Durch das "Gesetz zur effektiveren und praxistauglicheren Ausgestaltung des Strafverfahrens" vom 17.8.2017 (BGBl I, S. 3202; vgl. dazu Burhoff ZAP F. 22, S. 889 ff. u. 907 ff.) wurde die Vorschrift des § 141 Abs. 3 S. 4 StPO in die StPO eingefügt. Diese sieht jetzt die Bestellung eines Pflichtverteidigers im Falle einer richterlichen Vernehmung vor. Nach Auffassung des LG gilt das auch für die richterliche Vernehmung im Zusammenhang mit einer Haftbefehlseröffnung (vgl. LG Halle, Beschl. v. 26.3.2018 – 10a Qs 33/18, StRR 5/2018, 17 f.).

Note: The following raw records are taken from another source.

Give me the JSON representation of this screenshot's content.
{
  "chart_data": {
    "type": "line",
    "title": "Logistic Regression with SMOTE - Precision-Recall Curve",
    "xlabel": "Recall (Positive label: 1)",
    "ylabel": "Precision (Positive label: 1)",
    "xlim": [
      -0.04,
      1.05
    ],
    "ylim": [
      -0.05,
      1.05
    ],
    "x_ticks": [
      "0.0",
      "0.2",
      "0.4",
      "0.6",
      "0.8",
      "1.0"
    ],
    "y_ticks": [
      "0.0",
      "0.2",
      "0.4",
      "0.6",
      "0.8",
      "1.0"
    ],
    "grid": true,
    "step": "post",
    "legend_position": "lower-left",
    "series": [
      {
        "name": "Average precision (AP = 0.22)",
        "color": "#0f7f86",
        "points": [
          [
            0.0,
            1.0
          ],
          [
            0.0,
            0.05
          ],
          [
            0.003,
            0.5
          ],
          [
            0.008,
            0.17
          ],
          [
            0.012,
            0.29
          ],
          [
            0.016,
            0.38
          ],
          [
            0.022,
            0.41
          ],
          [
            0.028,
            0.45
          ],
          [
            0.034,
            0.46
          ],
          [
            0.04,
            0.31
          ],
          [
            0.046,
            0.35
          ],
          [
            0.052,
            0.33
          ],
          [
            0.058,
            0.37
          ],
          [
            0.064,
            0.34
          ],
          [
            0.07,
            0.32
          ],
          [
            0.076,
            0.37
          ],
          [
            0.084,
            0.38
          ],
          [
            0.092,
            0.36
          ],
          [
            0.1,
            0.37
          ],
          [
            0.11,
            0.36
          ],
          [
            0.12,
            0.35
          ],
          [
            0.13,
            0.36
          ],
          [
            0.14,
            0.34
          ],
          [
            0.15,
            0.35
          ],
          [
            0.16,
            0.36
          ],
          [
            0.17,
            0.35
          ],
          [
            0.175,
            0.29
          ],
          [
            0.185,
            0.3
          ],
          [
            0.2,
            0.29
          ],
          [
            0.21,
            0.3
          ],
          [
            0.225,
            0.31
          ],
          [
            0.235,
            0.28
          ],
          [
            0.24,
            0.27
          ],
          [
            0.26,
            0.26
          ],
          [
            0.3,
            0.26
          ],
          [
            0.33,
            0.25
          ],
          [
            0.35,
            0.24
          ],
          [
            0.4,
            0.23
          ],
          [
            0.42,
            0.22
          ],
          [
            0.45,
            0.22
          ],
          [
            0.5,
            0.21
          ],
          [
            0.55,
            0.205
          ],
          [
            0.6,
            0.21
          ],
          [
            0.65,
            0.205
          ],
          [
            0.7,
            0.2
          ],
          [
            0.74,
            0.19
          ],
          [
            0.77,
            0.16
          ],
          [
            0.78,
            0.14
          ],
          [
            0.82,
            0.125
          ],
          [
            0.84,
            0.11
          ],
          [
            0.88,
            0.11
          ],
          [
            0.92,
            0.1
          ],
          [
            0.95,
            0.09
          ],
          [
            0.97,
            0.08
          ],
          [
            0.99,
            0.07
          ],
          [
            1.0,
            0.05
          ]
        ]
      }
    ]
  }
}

Das LG begründet seine Auffassung damit, dass es nach dem Wortlaut der Vorschrift keine Einschränkungen gebe, sondern die Vorschrift ganz allgemein von richterlichen Vernehmungen spreche. Die Entstehungsgeschichte der Vorschrift spreche ebenfalls für die Anwendung auf Fälle der richterlichen Vernehmung des Beschuldigten im Rahmen der Haftvorführung. Die Vorschrift ist Ausprägung der Richtlinie EU 2016/1919 des Europäischen Parlaments und des Rates vom 26.10.2016, in der es unter Art. 4 Abs. 4 lit. a heißt: "wenn ein Verdächtiger oder eine beschuldigte Person in jeder Phase des Verfahrens im Anwendungsbereich dieser Richtlinie einem zuständigen Gericht oder einem zuständigen Richter zur Entscheidung über eine Haft vorgeführt wird". Aber auch die Bedeutung der Vernehmung gebiete hier eine Beiordnung, denn vorliegend gehe es um die Frage, ob gegen den Betroffenen Haftbefehl ergeht bzw. die Haft aufrechterhalten oder der Haftbefehl aufgehoben wird, mithin um die Freiheit der Person (Art. 2 Abs. 2 S. 2 GG). Eine richterliche Vernehmung des Beschuldigten im Rahmen eines Haftverkündungstermins habe auch sonst erhebliche Bedeutung für das weitere Verfahren, so dass eine Beiordnung eines Pflichtverteidigers zur Wahrung der Rechte des Beschuldigten geboten und erforderlich erscheint, denn nach § 254 StPO können Erklärungen des Angeklagten, die in einem richterlichen Protokoll enthalten sind, zum Zwecke der Beweisaufnahme über ein Geständnis in der Hauptverhandlung verlesen werden. Erklärungen des Angeklagten gegenüber einem Richter können auch durch Zeugenvernehmung des damals vernehmenden Richters in die Hauptverhandlung eingeführt werden.
Hinweise:
Die Entscheidung ist zutreffend. Sie entspricht der bislang zu der neuen Vorschrift vorliegenden Rechtsprechung und Literatur (vgl. AG Stuttgart StraFo 2018, 114; Schlothauer StV 2017, 557; Burhoff ZAP F. 22, S. 889, 895). Auf diese muss sich der Verteidiger spätestens im Haftprüfungstermin berufen, damit er beigeordnet wird. Denn später droht sonst ggf. die Diskussion, ob eine nachträgliche Bestellung des Rechtsanwalts als Pflichtverteidiger möglich ist. Das wird man in diesen Fällen aber auf jeden Fall bejahen müssen, da sonst die Neuregelung unschwer unterlaufen werden könnte.
Bezüglich der gebührenrechtlichen Auswirkungen der Neuregelung wird verwiesen auf Burhoff (RVGreport 2017, 402) und auf die Entscheidung des LG Magdeburg (Beschl. v. 19.3.2018 – 25 Qs 14/18, StRR 5/2018, 24 f.; vgl. hierzu auch unten V. 2.).